Si como princesa de Kantria había fracasado en su búsqueda de justicia por la muerte del antiguo Rey Aleksander; como Emperatriz de Bazarat, tenía que lograrlo. O al menos ese era su plan, antes de que aquel médico le metiera ambas manos debajo de la falda.

Un corrientazo de incomodidad ascendió por su columna vertebral y cerró los ojos, en un vano intento de acelerar el proceso. Fue en ese instante de vulnerabilidad, cuando la puerta de la habitación se abrió con un silencio casi sepulcral. El príncipe Roman, alto y de postura regia, entró con una expresión sombría; vistiendo un uniforme militar, que resaltaba su porte autoritario.

Veyalir Rion —corearon todos los presentes, al tiempo que se inclinaban en reverencias ante él.

Antonia abrió los ojos de golpe y sintió cómo el corazón le daba un vuelvo en el pecho, al vislumbrar su figura a un par de metros de distancia. La verdad era que el Principe se veía imponente, con el cabello castaño claro peinado hacia atrás, de manera que algunos mechones caían elegantemente sobre su frente. Y ni hablar de su vestimenta, un uniforme de color verde mar profundo, que evocaba las oscuras aguas de los océanos bajo su gobierno.

Detalles en un tono plateado brillante lo adornaban desde los botones hasta las insignias en los hombros; un fajín turquesa claro le cruzaba el pecho y justo sobre su corazón, llevaba el emblema de su casa: Un Leviatán de escamas verde mar profundo que se enroscaba con elegancia en un fondo negro con pinceladas de gris oscuro.

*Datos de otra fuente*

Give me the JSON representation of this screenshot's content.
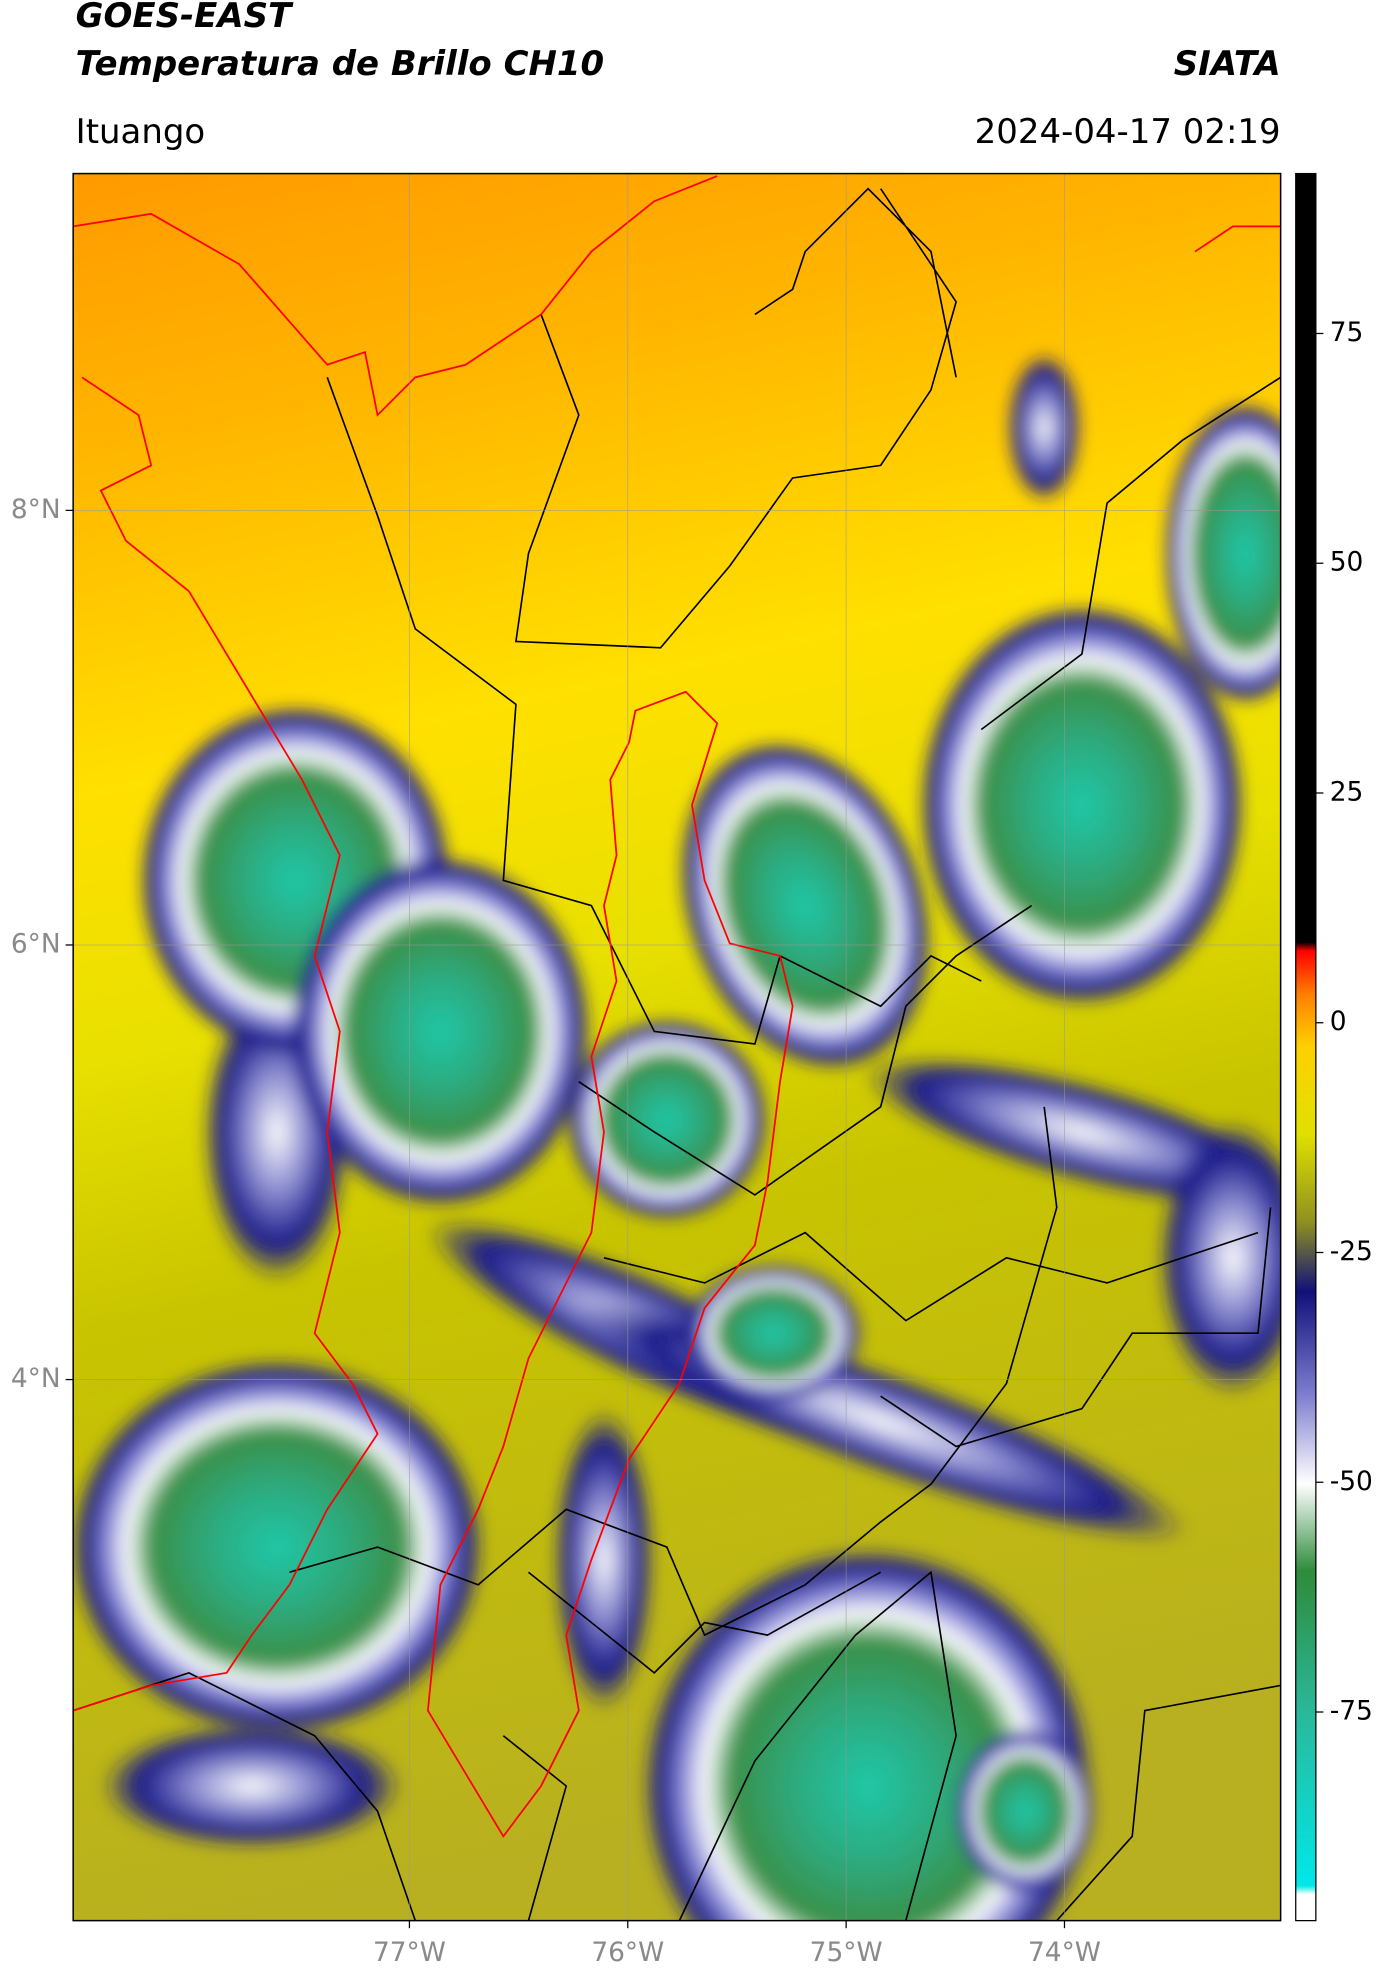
{
  "chart_data": {
    "type": "map",
    "title": "GOES-EAST",
    "subtitle": "Temperatura de Brillo CH10",
    "source": "SIATA",
    "location": "Ituango",
    "timestamp": "2024-04-17 02:19",
    "xlim": [
      -78.54,
      -73.01
    ],
    "ylim": [
      1.51,
      9.55
    ],
    "xticks": [
      {
        "value": -77,
        "label": "77°W"
      },
      {
        "value": -76,
        "label": "76°W"
      },
      {
        "value": -75,
        "label": "75°W"
      },
      {
        "value": -74,
        "label": "74°W"
      }
    ],
    "yticks": [
      {
        "value": 8,
        "label": "8°N"
      },
      {
        "value": 6,
        "label": "6°N"
      },
      {
        "value": 4,
        "label": "4°N"
      }
    ],
    "grid": true,
    "colorbar_lim": [
      -97.7,
      92.4
    ],
    "colorbar_ticks": [
      75,
      50,
      25,
      0,
      -25,
      -50,
      -75
    ]
  }
}
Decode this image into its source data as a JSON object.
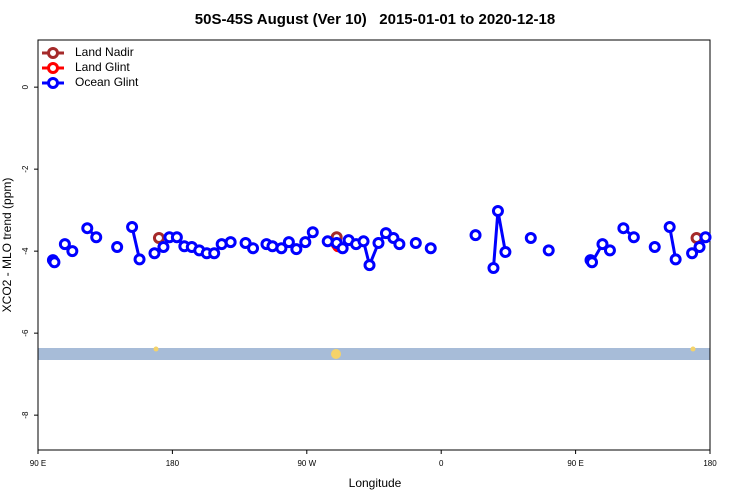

—¿Cuál es el veredicto? —preguntó, con voz firme.

Y el médico, tras una pausa que pareció eterna, sacó las manos de la entrepierna de Antonia, se las lavó en un cuenco blanco y se acercó a él con lentitud.

A ella le pareció, mientras lo veía moverse, que era más lento que un caracol; pero quizás todo era efecto de los nervios que amenazaban con asfixiarla, pues aunque no podía oír las palabras que emergían de la boca del viejo, sabía que su destino quedaría sellado en un simple susurro.

Lo vio inclinarse hacia Roman y el corazón le latió con más fuerza. Cada golpe era un eco de su miedo a ser descubierta. Pero aun así, elevó el mentón, preparándose cont oda dignidad para algo que ya era inevitable.

—La princesa... no es pura.

Roman quedó inmóvil, su expresión era una máscara de desconcierto y sorpresa qué ni supo, ni quiso ocultar. Por un momento, pareció que el mundo entero se detenía y que en sus ojos azules, solo danzaba la rabia; sin embargo, luego, con pasos que resonaban con determinación, se acercó a la cama donde Antonia yacía y la tomó de la mano con una delicadeza que contrastaba con la rigidez de su postura.

—Majestad, yo... —ella intentó decir algo en medio del temblor que de repente se había apoderado de su cuerpo.

Pero él la interrumpió.

—Arréglate, nos veremos en la catedral —dijo, serio. Y sin esperar respuesta, se marchó, dejando tras de sí un vacío lleno de preguntas.

Antonia, abrumada por la confusión y el miedo, vio su figura que se desvanecía mas allá de la puerta. Y sintió como su estómago se revolvía con violencia, antes de inclinarse hacia adelante para vomitar todo lo que se había comido en los últimos dos días. Las criadas gritaron horrorizadas por la escena y se apresuraron a su lado, murmurando palabras en esa lengua rara y hosca que ella no podía entender.